Acute GVHD developed in 8 of 10 allogeneic patients; it was grade I in 4 patients and grade II in another 4 patients. Chronic GVHD developed in 3 patients (extensive disease in 1) and was absent in 6 patients (1 patient was not evaluable for chronic GVHD because of early death).

This report indicates that patients with refractory or recurrent low-grade lymphoma have a better chance of cure when they are treated with allogeneic BMT than with autologous BMT. The difference in outcome between both treatment modalities is even more remarkable in light of the fact that most allogeneic patients had chemotherapy-resistant disease, whereas all autologous patients had chemotherapy-sensitive disease. Although the numbers of patients are small and the results are coming from a nonrandomized comparison, the data are helpful to make treatment options for younger patients with poor-risk low-grade lymphoma.
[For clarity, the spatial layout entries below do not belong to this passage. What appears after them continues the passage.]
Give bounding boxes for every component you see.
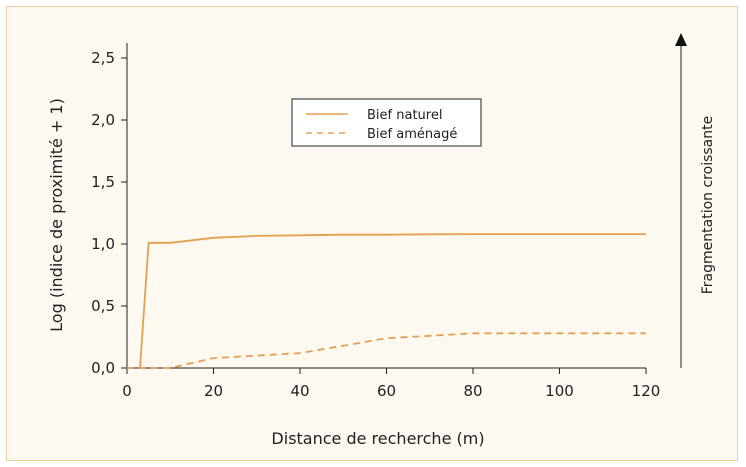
legend-box	[291, 98, 482, 147]
x-tick-label: 60	[377, 382, 396, 400]
legend-label-bief-naturel: Bief naturel	[367, 108, 442, 123]
y-tick-label: 2,5	[91, 49, 115, 67]
y-tick-label: 1,0	[91, 235, 115, 253]
series-line-bief-amenage	[127, 332, 646, 369]
y-tick-label: 2,0	[91, 111, 115, 129]
tick-marks: 0 20 40 60 80 100 120 0,0 0,5 1,0 1,5 2,0 2,5	[91, 49, 660, 400]
y-tick-label: 0,0	[91, 359, 115, 377]
x-tick-label: 40	[290, 382, 309, 400]
arrow-head-icon	[675, 33, 687, 46]
x-tick-label: 120	[632, 382, 661, 400]
y-tick-label: 1,5	[91, 173, 115, 191]
x-axis-label: Distance de recherche (m)	[271, 429, 484, 448]
legend-label-bief-amenage: Bief aménagé	[367, 127, 457, 142]
x-tick-label: 100	[545, 382, 574, 400]
series-line-bief-naturel	[139, 233, 646, 369]
y-axis-label: Log (indice de proximité + 1)	[47, 98, 66, 332]
fragmentation-arrow	[675, 33, 687, 368]
series-lines	[127, 233, 646, 369]
x-tick-label: 0	[122, 382, 132, 400]
y-tick-label: 0,5	[91, 297, 115, 315]
axes	[126, 43, 646, 369]
fragmentation-label: Fragmentation croissante	[700, 116, 716, 294]
legend: Bief naturel Bief aménagé	[291, 98, 482, 147]
x-tick-label: 80	[463, 382, 482, 400]
x-tick-label: 20	[204, 382, 223, 400]
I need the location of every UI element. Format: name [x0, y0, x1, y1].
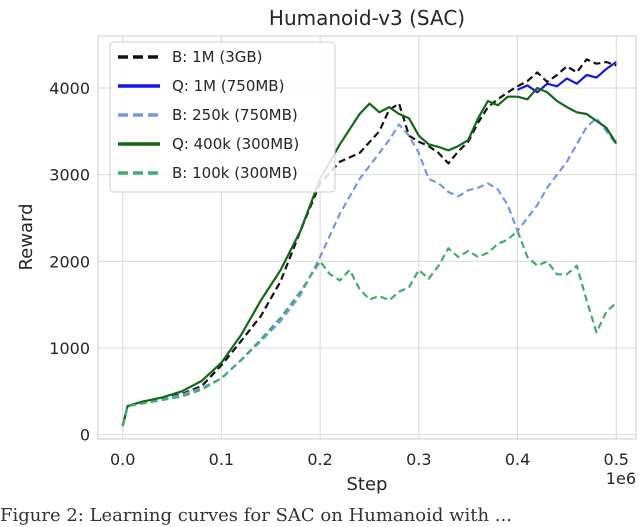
- legend-label: Q: 400k (300MB): [172, 135, 299, 153]
- legend-label: B: 1M (3GB): [172, 48, 263, 66]
- series-line: [121, 117, 618, 427]
- x-tick-label: 0.4: [505, 450, 530, 469]
- y-tick-labels: 0 1000 2000 3000 4000: [49, 79, 90, 445]
- y-tick-label: 4000: [49, 79, 90, 98]
- series-line: [121, 58, 617, 427]
- y-tick-label: 2000: [49, 252, 90, 271]
- y-tick-label: 3000: [49, 166, 90, 185]
- series-line: [121, 86, 618, 427]
- plot-frame: [97, 35, 637, 440]
- legend-box: [109, 41, 336, 193]
- series-lines: [121, 58, 618, 427]
- x-tick-label: 0.2: [307, 450, 332, 469]
- chart-title: Humanoid-v3 (SAC): [269, 6, 465, 30]
- y-tick-label: 0: [80, 426, 90, 445]
- reward-line-chart: 0.0 0.1 0.2 0.3 0.4 0.5 0 1000 2000 3000 4000 Hum…: [16, 6, 637, 495]
- x-tick-label: 0.1: [209, 450, 234, 469]
- y-axis-title: Reward: [16, 203, 37, 270]
- x-tick-label: 0.5: [604, 450, 629, 469]
- figure-caption: Figure 2: Learning curves for SAC on Hum…: [0, 505, 512, 526]
- x-axis-title: Step: [347, 474, 388, 495]
- legend: B: 1M (3GB) Q: 1M (750MB) B: 250k (750MB) Q…: [109, 41, 336, 193]
- y-tick-label: 1000: [49, 339, 90, 358]
- legend-label: Q: 1M (750MB): [172, 77, 284, 95]
- x-tick-label: 0.0: [110, 450, 135, 469]
- legend-label: B: 250k (750MB): [172, 106, 298, 124]
- legend-label: B: 100k (300MB): [172, 164, 298, 182]
- x-tick-labels: 0.0 0.1 0.2 0.3 0.4 0.5: [110, 450, 629, 469]
- legend-items: B: 1M (3GB) Q: 1M (750MB) B: 250k (750MB) Q…: [118, 48, 299, 182]
- x-multiplier-label: 1e6: [606, 469, 636, 488]
- series-line: [517, 61, 617, 94]
- x-tick-label: 0.3: [406, 450, 431, 469]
So far, treatment results of allogeneic BMT for patients with low-grade lymphoma are very scarce. There is only one study, from the Houston group, reporting the results of 10 allografted patients.8 Eight of them achieved CR and none showed disease progression at the time of report. Our results with allogeneic BMT for low-grade are fully compatible with their data. A recent report of the International Bone Marrow Transplant Registry (IBMTR), assembling the patients worldwide, is supportive for the curative potential of allogeneic BMT for low-grade lymphoma.13 It shows that patients surviving disease-free beyond 2 years after BMT are likely to be cured of the disease. On the other hand, numerous patients with intermediate-grade and high-grade lymphoma have been allografted,14-18 and one can conclude from these reports that a substantial number of these patients are cured by allogeneic BMT and that the putative graft-versus-aggressive lymphoma effect appears to exist.15,16 18 

There have been numerous reports describing excellent early results with autologous BMT or PBSCT for patients with low-grade lymphoma in an early or later phase of their disease.19-23 However, a continued pattern of relapse is generally seen with prolonged follow-up, consistent with our results of autologous BMT for chemotherapy-sensitive low-grade lymphoma. It might be possible for our patients as well as those reported in the literature that the higher relapse rate occurring after autologous BMT/PBSCT than after allogeneic BMT is due in part to the presence of malignant cells in the autologous transplants.

It is clear that treatment-related mortality differs between autologous BMT/PBSCT and allogeneic BMT and one can assume that T-cell–depleted allogeneic BMT has a 10% to 15% higher mortality rate10,24-26 than autologous BMT/PBSCT.21-23 27 Nevertheless, the much higher rate of relapse or disease progression occurring after autologous BMT eventually will turn the scale in favor of allogeneic BMT for patients with low-grade lymphoma. However, it is important to note that allogeneic BMT is applicable only to a minority of patients with low-grade lymphoma because of the fact that most of the patients are diagnosed when they are more than 60 years of age and the shortage of HLA-compatible donors for many of the younger patients.

We conclude from this study that allogeneic BMT is preferable to autologous BMT in younger patients with poor-risk low-grade lymphoma. Furthermore, the large difference in relapse or disease progression between autologous and allogeneic BMT indicates the existence of a graft-versus-indolent lymphoma effect.